やがて重い扉が最後に閉まり、部屋は深い静寂に沈んだ。
「トリエ……」
エイリが立ち上がり、机に突っ伏して眠るルゼにそっと視線を落とし、小さく息を吐く。
「そうだな。いつも通り起こして帰ろう」
トリエがルゼの肩にそっと手を置き、優しく揺すった。
「ルゼ様。会議、終わりましたよ」
「んがっ……あれ? もう終わっちゃった?」
ルゼがノソノソと体を起こし、眠たげな目をこすりながら周囲を見回す。
長い髪を指で梳き、大きく欠伸を漏らした。
「はい。みなさん、もうお帰りになりました」
「あー、ごめんねぇ。いつもありがとね。起こしてくれて」
「いえ。ベル様がいらっしゃらない以上、私たちにできるのはこれくらいですから」
ルゼが両腕を天井まで伸ばし、背をのけぞらせてゴキゴキと鳴らす。
ふと動きを止め、エイリをまっすぐ見つめて首を傾げた。
「……そんなことはなさそうだねどねぇ」
「えっと……どういうことですか?」
エイリが小声で尋ねる。
ルゼが優しく微笑んで、エイリの頭を撫でた。
「君はね、まだ『穢れて』ない。だからこそだねぇ」
「穢れて……?」
「大丈夫。トリエちゃんがちゃんと守ってくれるから」
トリエもエイリに目をやり、すぐにルゼへ向き直る。
片眉を上げて静かに待つ。
「何か、エイリに?」
トリエが声をひそめ、ルゼの表情を窺った。
「……んー。いつも起こしてくれるし、ベルの子たちだもんね。ちょっとだけサービスしちゃおっかな」
ルゼが人差し指を唇に当て、くすくすと笑う。
「レヴィには内緒だよ?」
「……はい」
トリエが小さく頷いた。
ルゼがぼそりと続ける。
「最近、喫茶店のお客さんが言ってたんだけど……ダンジョンが活性化してるらしい。
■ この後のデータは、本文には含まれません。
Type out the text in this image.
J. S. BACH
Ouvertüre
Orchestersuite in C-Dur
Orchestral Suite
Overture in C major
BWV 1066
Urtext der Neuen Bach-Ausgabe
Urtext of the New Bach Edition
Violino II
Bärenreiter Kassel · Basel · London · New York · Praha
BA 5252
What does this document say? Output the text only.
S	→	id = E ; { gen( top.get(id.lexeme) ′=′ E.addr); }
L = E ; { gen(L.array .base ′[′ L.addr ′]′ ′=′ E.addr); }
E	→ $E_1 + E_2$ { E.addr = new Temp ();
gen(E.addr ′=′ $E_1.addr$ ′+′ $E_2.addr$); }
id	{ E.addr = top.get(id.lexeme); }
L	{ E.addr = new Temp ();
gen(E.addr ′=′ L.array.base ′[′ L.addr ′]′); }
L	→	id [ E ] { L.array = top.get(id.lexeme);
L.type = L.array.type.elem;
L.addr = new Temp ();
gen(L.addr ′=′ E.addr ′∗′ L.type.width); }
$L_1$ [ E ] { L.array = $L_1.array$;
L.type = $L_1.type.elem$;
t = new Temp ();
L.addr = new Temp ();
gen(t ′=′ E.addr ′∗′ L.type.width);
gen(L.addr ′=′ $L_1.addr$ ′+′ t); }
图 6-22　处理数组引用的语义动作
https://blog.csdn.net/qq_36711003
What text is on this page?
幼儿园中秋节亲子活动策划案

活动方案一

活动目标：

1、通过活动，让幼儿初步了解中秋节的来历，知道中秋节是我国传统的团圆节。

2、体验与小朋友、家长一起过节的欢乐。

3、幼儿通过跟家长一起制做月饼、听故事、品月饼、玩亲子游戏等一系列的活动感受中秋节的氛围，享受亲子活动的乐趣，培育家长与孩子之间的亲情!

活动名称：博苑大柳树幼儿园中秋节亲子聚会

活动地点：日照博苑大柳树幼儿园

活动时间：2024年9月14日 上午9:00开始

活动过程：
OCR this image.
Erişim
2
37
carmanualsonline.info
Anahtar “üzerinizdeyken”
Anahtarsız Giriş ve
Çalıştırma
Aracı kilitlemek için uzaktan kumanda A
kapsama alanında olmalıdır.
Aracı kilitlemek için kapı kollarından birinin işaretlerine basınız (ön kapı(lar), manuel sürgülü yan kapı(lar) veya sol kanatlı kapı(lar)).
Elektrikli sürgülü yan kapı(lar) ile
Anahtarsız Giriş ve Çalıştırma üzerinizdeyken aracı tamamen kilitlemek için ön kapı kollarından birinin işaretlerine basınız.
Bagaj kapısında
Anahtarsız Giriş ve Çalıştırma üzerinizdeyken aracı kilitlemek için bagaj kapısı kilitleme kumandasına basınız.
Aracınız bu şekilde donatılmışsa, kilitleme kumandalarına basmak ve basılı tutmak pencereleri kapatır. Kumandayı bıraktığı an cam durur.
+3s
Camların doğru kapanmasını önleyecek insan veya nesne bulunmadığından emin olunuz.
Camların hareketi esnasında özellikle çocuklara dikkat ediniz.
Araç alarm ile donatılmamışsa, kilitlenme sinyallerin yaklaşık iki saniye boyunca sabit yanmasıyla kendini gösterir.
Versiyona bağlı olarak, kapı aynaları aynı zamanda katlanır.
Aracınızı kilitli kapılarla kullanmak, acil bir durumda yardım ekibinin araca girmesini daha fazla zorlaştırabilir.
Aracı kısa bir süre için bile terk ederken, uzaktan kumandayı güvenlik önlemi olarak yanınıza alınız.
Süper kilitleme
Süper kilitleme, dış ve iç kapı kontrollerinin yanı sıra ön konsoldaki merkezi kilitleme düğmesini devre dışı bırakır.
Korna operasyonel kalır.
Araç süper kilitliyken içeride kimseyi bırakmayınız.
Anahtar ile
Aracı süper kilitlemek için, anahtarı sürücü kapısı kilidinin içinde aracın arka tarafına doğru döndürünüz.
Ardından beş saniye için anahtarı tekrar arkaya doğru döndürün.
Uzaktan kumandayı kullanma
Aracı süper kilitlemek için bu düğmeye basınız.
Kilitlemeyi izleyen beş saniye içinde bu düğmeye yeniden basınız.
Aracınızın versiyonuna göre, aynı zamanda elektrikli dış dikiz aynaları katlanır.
僕の見立てだと……命が溢れ出そうとしてるのかな。今日の会議じゃ、みんなわざと触れなかったみたいだね。君たちは当分、浅層で狩った方がいい。赤鬼ちゃんがいるならまあ大丈夫だと思うけど……」
ルゼが遠くを見るように瞳を細めた。
エイリがそっと身を寄せ、耳を澄ます。
「でも……何か?」
エイリが顔を上げ、ルゼの目を見つめ返す。
「君は変わった子だ。能力にしてはカルマが足りない。でも、それでいいのかもね。大切に育ちなさい」
ルゼがエイリの頭をくしゃりと撫で、立ち上がった。
欠伸を噛み殺しながら扉へ歩き、振り返らずに軽く手を振る。
扉が静かに閉まり、足音が廊下の奥に溶けていった。
トリエが小さく笑みを漏らす。
「相変わらず不思議な人だなぁ」
テーブルを拭き終え、布を丁寧に畳む。
「……そう、だな」
エイリは「カルマ」という言葉を胸の奥にしまい込んだ。
レベルが上がらないのは、自分が誰かに守られすぎているからではないか。
そう思った瞬間、指先がテーブルを無意識に叩いていた。
「ほら、エイリ。早く片付けてダンジョン行くぞ」
「……おう」
二人はテーブルを拭き、布を丁寧に畳む。
ランプの火を消し、扉を閉めて廊下へ。
軽やかな足音が石畳に響き、ダンジョンの入口へと向かっていった。